4x-3y=5
Solve {
5y+7=3x
using the method of elimination.
rearrange things a bit to get
x-3y=5
3x-5y=7
If you multiply the 1st equation by 3, you have
3x-9y=15
3x-5y=7
Now just subtract to eliminate x and you get
-4y = 8
y = -2
Now use either equation to solve for x.
Had that first equation not mysteriously changed we would have;
1st times 3 ---> 12x - 9y = 15
2nd times 4 ---> 12 - 20y = 28
subtract:
11y = -13
y = -13/11
into 1st:
4x -3(-13/11) = 5
4x = 5 - 39/11 = 16/11
x = 4/11
To solve the system of equations using the method of elimination, we need to eliminate one variable by either adding or subtracting the equations. Let's start by manipulating the equations in a way that will allow us to cancel out one of the variables.
Given system of equations:
Equation 1: 4x - 3y = 5
Equation 2: 5y + 7 = 3x
We can start by multiplying Equation 1 by 3 and Equation 2 by 4 to make the coefficients of x in both equations the same, which will help in eliminating the variable x.
3 * (Equation 1): 12x - 9y = 15
4 * (Equation 2): 20y + 28 = 12x
Now, we can subtract Equation 2 (20y + 28 = 12x) from Equation 1 (12x - 9y = 15) to eliminate x:
(12x - 9y) - (20y + 28) = 15 - 28
12x - 9y - 20y - 28 = -13
12x - 29y - 28 = -13
Simplifying the equation, we get:
12x - 29y = 15 -- (Equation 3)
Now, we have Equation 3 (12x - 29y = 15) and Equation 2 (5y + 7 = 3x) to work with.
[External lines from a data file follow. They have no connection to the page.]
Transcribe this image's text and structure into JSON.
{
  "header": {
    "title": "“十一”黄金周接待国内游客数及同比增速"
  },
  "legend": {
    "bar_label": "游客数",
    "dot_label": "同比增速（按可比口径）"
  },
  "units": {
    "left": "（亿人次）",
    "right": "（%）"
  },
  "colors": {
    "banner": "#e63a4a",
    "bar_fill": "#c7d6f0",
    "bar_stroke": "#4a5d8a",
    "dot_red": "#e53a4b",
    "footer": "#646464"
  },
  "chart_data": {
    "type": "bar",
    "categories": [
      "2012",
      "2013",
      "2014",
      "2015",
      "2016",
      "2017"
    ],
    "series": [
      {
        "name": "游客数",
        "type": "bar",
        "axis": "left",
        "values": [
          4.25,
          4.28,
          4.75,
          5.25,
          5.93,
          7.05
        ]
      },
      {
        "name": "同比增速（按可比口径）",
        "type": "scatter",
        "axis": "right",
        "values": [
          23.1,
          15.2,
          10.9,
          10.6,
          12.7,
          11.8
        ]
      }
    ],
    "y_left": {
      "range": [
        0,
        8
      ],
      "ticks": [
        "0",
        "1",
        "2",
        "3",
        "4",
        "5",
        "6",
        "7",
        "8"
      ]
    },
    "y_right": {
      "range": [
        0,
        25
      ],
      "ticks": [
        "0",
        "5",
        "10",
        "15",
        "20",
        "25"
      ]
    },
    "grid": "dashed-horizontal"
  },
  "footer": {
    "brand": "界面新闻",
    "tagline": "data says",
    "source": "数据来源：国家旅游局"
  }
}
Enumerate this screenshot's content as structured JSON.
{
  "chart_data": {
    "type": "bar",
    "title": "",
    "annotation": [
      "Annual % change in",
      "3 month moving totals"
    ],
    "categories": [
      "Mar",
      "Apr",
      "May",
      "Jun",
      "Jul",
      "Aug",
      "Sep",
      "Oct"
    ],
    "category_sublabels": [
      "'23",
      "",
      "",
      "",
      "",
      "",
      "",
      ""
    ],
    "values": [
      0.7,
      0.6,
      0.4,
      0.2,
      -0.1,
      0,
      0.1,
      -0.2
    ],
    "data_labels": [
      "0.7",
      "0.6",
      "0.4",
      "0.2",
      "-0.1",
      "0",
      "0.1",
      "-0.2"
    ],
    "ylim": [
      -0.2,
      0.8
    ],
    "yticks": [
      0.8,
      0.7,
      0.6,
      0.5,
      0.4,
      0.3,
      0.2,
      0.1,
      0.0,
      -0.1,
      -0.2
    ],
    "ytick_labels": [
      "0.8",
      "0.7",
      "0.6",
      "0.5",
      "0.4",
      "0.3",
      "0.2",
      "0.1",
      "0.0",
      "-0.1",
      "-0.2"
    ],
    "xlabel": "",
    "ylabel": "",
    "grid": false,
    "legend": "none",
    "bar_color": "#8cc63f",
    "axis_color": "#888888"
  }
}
We can eliminate the variable x by multiplying Equation 2 by 4 and Equation 3 by 3.
4 * (Equation 2): 20y + 28 = 12x
3 * (Equation 3): 36x - 87y = 45
Now, we can subtract Equation 2 (20y + 28 = 12x) from Equation 3 (36x - 87y = 45) to eliminate x:
(36x - 87y) - (20y + 28) = 45 - 28
36x - 87y - 20y - 28 = 17
36x - 107y - 28 = 17
Simplifying the equation, we get:
36x - 107y = 45 -- (Equation 4)
Now, we have Equation 3 (12x - 29y = 15) and Equation 4 (36x - 107y = 45) to work with. We can eliminate the variable x by multiplying Equation 3 by 3 and Equation 4 by 4.
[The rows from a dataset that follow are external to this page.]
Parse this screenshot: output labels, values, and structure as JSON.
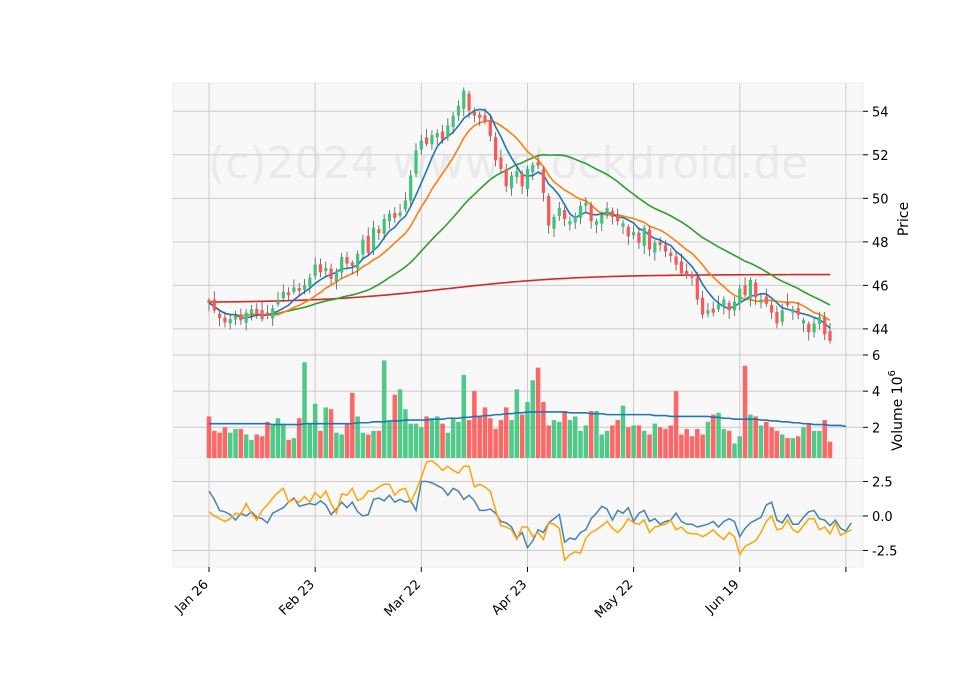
{
  "watermark": "(c)2024 www.stockdroid.de",
  "colors": {
    "up": "#3cc47c",
    "down": "#ff5555",
    "ma_short": "#1f77b4",
    "ma_medium": "#ff7f0e",
    "ma_long": "#2ca02c",
    "ma_200": "#d62728",
    "vol_ma": "#1f77b4",
    "osc_blue": "#4682b4",
    "osc_orange": "#ffa500",
    "grid": "#cccccc",
    "panel_bg": "#f8f8f8"
  },
  "chart_data": [
    {
      "type": "candlestick",
      "panel": "price",
      "ylabel": "Price",
      "yticks": [
        "44",
        "46",
        "48",
        "50",
        "52",
        "54"
      ],
      "ylim": [
        42.8,
        55.3
      ],
      "grid": true,
      "start_date": "2024-01-26",
      "x_tick_labels": [
        "Jan 26",
        "Feb 23",
        "Mar 22",
        "Apr 23",
        "May 22",
        "Jun 19"
      ],
      "x_tick_index": [
        0,
        20,
        40,
        60,
        80,
        100
      ],
      "close": [
        45.2,
        44.85,
        44.5,
        44.3,
        44.45,
        44.6,
        44.4,
        44.75,
        44.9,
        44.7,
        44.45,
        44.6,
        44.95,
        45.3,
        45.7,
        45.55,
        45.9,
        45.75,
        46.0,
        46.35,
        46.95,
        46.6,
        46.8,
        46.3,
        46.65,
        47.3,
        47.0,
        46.9,
        47.45,
        48.1,
        47.5,
        48.65,
        48.4,
        49.05,
        49.3,
        49.1,
        49.35,
        49.9,
        51.05,
        52.2,
        52.65,
        52.5,
        52.9,
        53.0,
        52.7,
        53.35,
        53.8,
        54.25,
        54.95,
        54.05,
        53.8,
        53.7,
        53.55,
        52.85,
        51.75,
        51.35,
        50.55,
        51.05,
        51.25,
        50.55,
        51.35,
        51.55,
        51.5,
        50.25,
        48.75,
        49.15,
        49.55,
        49.05,
        48.95,
        49.15,
        49.65,
        49.8,
        48.95,
        48.95,
        49.25,
        49.55,
        49.15,
        48.95,
        48.85,
        48.25,
        48.45,
        47.95,
        48.65,
        47.65,
        47.95,
        47.85,
        47.55,
        47.35,
        46.95,
        46.55,
        46.45,
        46.35,
        45.35,
        44.65,
        44.85,
        44.75,
        45.15,
        45.35,
        44.85,
        45.25,
        45.85,
        45.55,
        46.25,
        45.45,
        45.35,
        45.15,
        44.75,
        44.25,
        44.85,
        45.1,
        44.9,
        44.65,
        44.4,
        43.85,
        44.25,
        44.55,
        43.75,
        43.45
      ],
      "panel_label_unit": null
    },
    {
      "type": "bar",
      "panel": "volume",
      "ylabel": "Volume",
      "ylabel_exponent": "10",
      "ylabel_power": "6",
      "yticks": [
        "2",
        "4",
        "6"
      ],
      "ylim": [
        0.3,
        6.0
      ],
      "grid": true,
      "values": [
        2.6,
        1.8,
        1.7,
        2.0,
        1.7,
        1.9,
        1.9,
        1.6,
        1.3,
        1.6,
        1.5,
        2.3,
        2.1,
        2.5,
        2.2,
        1.3,
        1.4,
        2.5,
        5.6,
        2.2,
        3.3,
        1.8,
        3.1,
        3.0,
        1.7,
        1.6,
        2.2,
        3.9,
        2.6,
        1.7,
        1.6,
        1.8,
        1.8,
        5.7,
        2.3,
        3.8,
        4.1,
        3.0,
        2.2,
        2.2,
        2.0,
        2.6,
        2.5,
        2.6,
        2.2,
        1.7,
        2.5,
        2.3,
        4.9,
        2.4,
        4.0,
        2.6,
        3.1,
        2.5,
        1.9,
        2.4,
        3.1,
        2.4,
        4.1,
        2.7,
        3.4,
        4.6,
        5.3,
        3.4,
        2.1,
        2.4,
        2.3,
        2.9,
        2.4,
        2.6,
        1.8,
        2.1,
        2.9,
        2.9,
        1.6,
        1.8,
        2.1,
        2.4,
        3.2,
        2.0,
        2.1,
        2.1,
        1.8,
        1.6,
        2.2,
        2.0,
        1.9,
        2.1,
        4.0,
        1.6,
        1.9,
        1.5,
        1.9,
        1.6,
        2.3,
        2.7,
        2.8,
        1.9,
        1.8,
        1.1,
        1.5,
        5.4,
        2.7,
        2.6,
        2.1,
        2.3,
        2.0,
        1.8,
        1.6,
        1.4,
        1.4,
        1.5,
        2.0,
        2.2,
        1.8,
        1.8,
        2.4,
        1.2
      ],
      "ma": [
        2.2,
        2.2,
        2.2,
        2.2,
        2.2,
        2.2,
        2.2,
        2.2,
        2.2,
        2.2,
        2.2,
        2.2,
        2.15,
        2.15,
        2.15,
        2.15,
        2.15,
        2.15,
        2.2,
        2.2,
        2.2,
        2.2,
        2.2,
        2.2,
        2.2,
        2.2,
        2.2,
        2.2,
        2.25,
        2.25,
        2.25,
        2.3,
        2.3,
        2.3,
        2.35,
        2.35,
        2.35,
        2.4,
        2.4,
        2.4,
        2.4,
        2.4,
        2.45,
        2.45,
        2.45,
        2.5,
        2.5,
        2.5,
        2.55,
        2.55,
        2.6,
        2.6,
        2.65,
        2.65,
        2.7,
        2.7,
        2.75,
        2.75,
        2.8,
        2.8,
        2.85,
        2.85,
        2.85,
        2.85,
        2.85,
        2.85,
        2.85,
        2.85,
        2.8,
        2.8,
        2.8,
        2.8,
        2.75,
        2.75,
        2.75,
        2.7,
        2.7,
        2.7,
        2.7,
        2.7,
        2.7,
        2.7,
        2.7,
        2.7,
        2.65,
        2.65,
        2.65,
        2.6,
        2.6,
        2.6,
        2.6,
        2.6,
        2.6,
        2.6,
        2.6,
        2.55,
        2.55,
        2.5,
        2.5,
        2.45,
        2.45,
        2.45,
        2.45,
        2.45,
        2.4,
        2.4,
        2.35,
        2.35,
        2.3,
        2.3,
        2.25,
        2.25,
        2.2,
        2.2,
        2.15,
        2.15,
        2.15,
        2.1,
        2.1,
        2.1,
        2.05
      ]
    },
    {
      "type": "line",
      "panel": "oscillator",
      "yticks": [
        "-2.5",
        "0.0",
        "2.5"
      ],
      "ylim": [
        -3.7,
        4.2
      ],
      "grid": true,
      "series": [
        {
          "color_key": "osc_blue",
          "values": [
            1.8,
            1.2,
            0.4,
            0.3,
            0.1,
            -0.3,
            0.2,
            0.0,
            0.3,
            -0.1,
            -0.2,
            -0.5,
            0.2,
            0.4,
            0.6,
            1.0,
            1.3,
            0.7,
            0.8,
            0.9,
            0.8,
            1.1,
            0.8,
            0.1,
            0.5,
            1.0,
            0.6,
            1.0,
            0.3,
            0.0,
            0.1,
            1.2,
            1.3,
            1.1,
            1.5,
            1.0,
            1.2,
            1.0,
            1.1,
            0.4,
            2.5,
            2.5,
            2.4,
            2.2,
            2.0,
            1.5,
            2.0,
            1.8,
            1.2,
            1.5,
            1.1,
            0.4,
            0.4,
            0.5,
            0.2,
            -0.4,
            -0.5,
            -0.8,
            -1.6,
            -1.2,
            -2.3,
            -1.8,
            -1.0,
            -1.2,
            -0.5,
            -0.2,
            0.1,
            -1.9,
            -1.6,
            -1.7,
            -1.2,
            -1.0,
            -0.2,
            0.2,
            0.7,
            0.5,
            -0.3,
            0.4,
            0.2,
            0.6,
            -0.4,
            0.2,
            0.4,
            -0.4,
            -0.2,
            -0.6,
            -0.4,
            -0.3,
            0.2,
            -0.4,
            -0.6,
            -0.6,
            -0.8,
            -0.7,
            -0.6,
            -0.4,
            -0.8,
            -0.4,
            -0.2,
            -0.4,
            -1.5,
            -0.9,
            -0.5,
            -0.3,
            -0.1,
            0.8,
            1.0,
            -0.3,
            -0.5,
            0.1,
            -0.6,
            -0.6,
            -0.1,
            0.3,
            0.4,
            -0.2,
            -0.3,
            -0.7,
            -0.3,
            -0.9,
            -1.1,
            -0.5
          ]
        },
        {
          "color_key": "osc_orange",
          "values": [
            0.3,
            0.0,
            -0.2,
            -0.4,
            -0.2,
            0.2,
            0.1,
            0.9,
            0.2,
            -0.3,
            0.4,
            0.8,
            1.3,
            1.7,
            2.0,
            1.0,
            1.2,
            1.0,
            1.4,
            1.0,
            1.7,
            1.3,
            1.8,
            0.9,
            0.2,
            1.6,
            1.5,
            2.0,
            1.1,
            1.3,
            1.8,
            1.8,
            2.1,
            2.3,
            2.3,
            1.5,
            1.9,
            2.0,
            1.0,
            1.8,
            2.8,
            3.9,
            4.0,
            3.7,
            3.3,
            3.6,
            3.3,
            3.1,
            3.6,
            3.6,
            2.1,
            2.3,
            2.1,
            1.8,
            0.4,
            -0.7,
            -0.8,
            -1.0,
            -1.7,
            -0.8,
            -0.8,
            -1.5,
            -1.2,
            -1.7,
            -0.5,
            -0.6,
            -0.9,
            -3.2,
            -2.8,
            -2.6,
            -2.7,
            -1.6,
            -1.2,
            -1.0,
            -0.7,
            -0.4,
            -0.9,
            -1.2,
            -0.8,
            -0.2,
            -0.5,
            -0.6,
            -0.3,
            -1.2,
            -0.8,
            -0.7,
            -0.6,
            -0.3,
            -1.0,
            -0.8,
            -1.2,
            -1.3,
            -1.3,
            -1.5,
            -1.3,
            -1.0,
            -1.4,
            -1.7,
            -1.2,
            -1.5,
            -2.8,
            -2.2,
            -2.0,
            -1.8,
            -1.2,
            -0.4,
            0.0,
            -1.0,
            -0.9,
            -0.3,
            -1.0,
            -1.2,
            -0.7,
            -0.2,
            -0.2,
            -1.0,
            -0.8,
            -1.3,
            -0.5,
            -1.4,
            -1.2,
            -1.0
          ]
        }
      ]
    }
  ]
}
3 * (Equation 3): 36x - 87y = 45
4 * (Equation 4): 144x - 428y = 180
Now, we can subtract Equation 3 (36x - 87y = 45) from Equation 4 (144x - 428y = 180) to eliminate x:
(144x - 428y) - (36x - 87y) = 180 - 45
144x - 428y - 36x + 87y = 135
108x - 515y = 135 -- (Equation 5)
Now, we are left with Equation 5 (108x - 515y = 135) which only has x and y as variables. We can now solve for one of the variables and substitute back to find the other.
Let's solve Equation 5 for x:
108x = 135 + 515y
x = (135 + 515y) / 108 -- (Equation 6)
Now, we can substitute Equation 6 back into either Equation 3 or Equation 4 to solve for y.
Let's substitute Equation 6 into Equation 3 (12x - 29y = 15):
12 * ((135 + 515y) / 108) - 29y = 15
(1620 + 2060y) / 108 - 29y = 15
(1620 + 2060y - 3132y) / 108 = 15
(1620 - 1072y) / 108 = 15
To solve for y, cross multiply:
1620 - 1072y = 15 * 108
1620 - 1072y = 1620
-1072y = 0
y = 0
Now, substitute the value of y = 0 back into Equation 6 to solve for x:
x = (135 + 515(0)) / 108
x = 135 / 108
x = 1.25
Therefore, the solution to the system of equations is x = 1.25 and y = 0.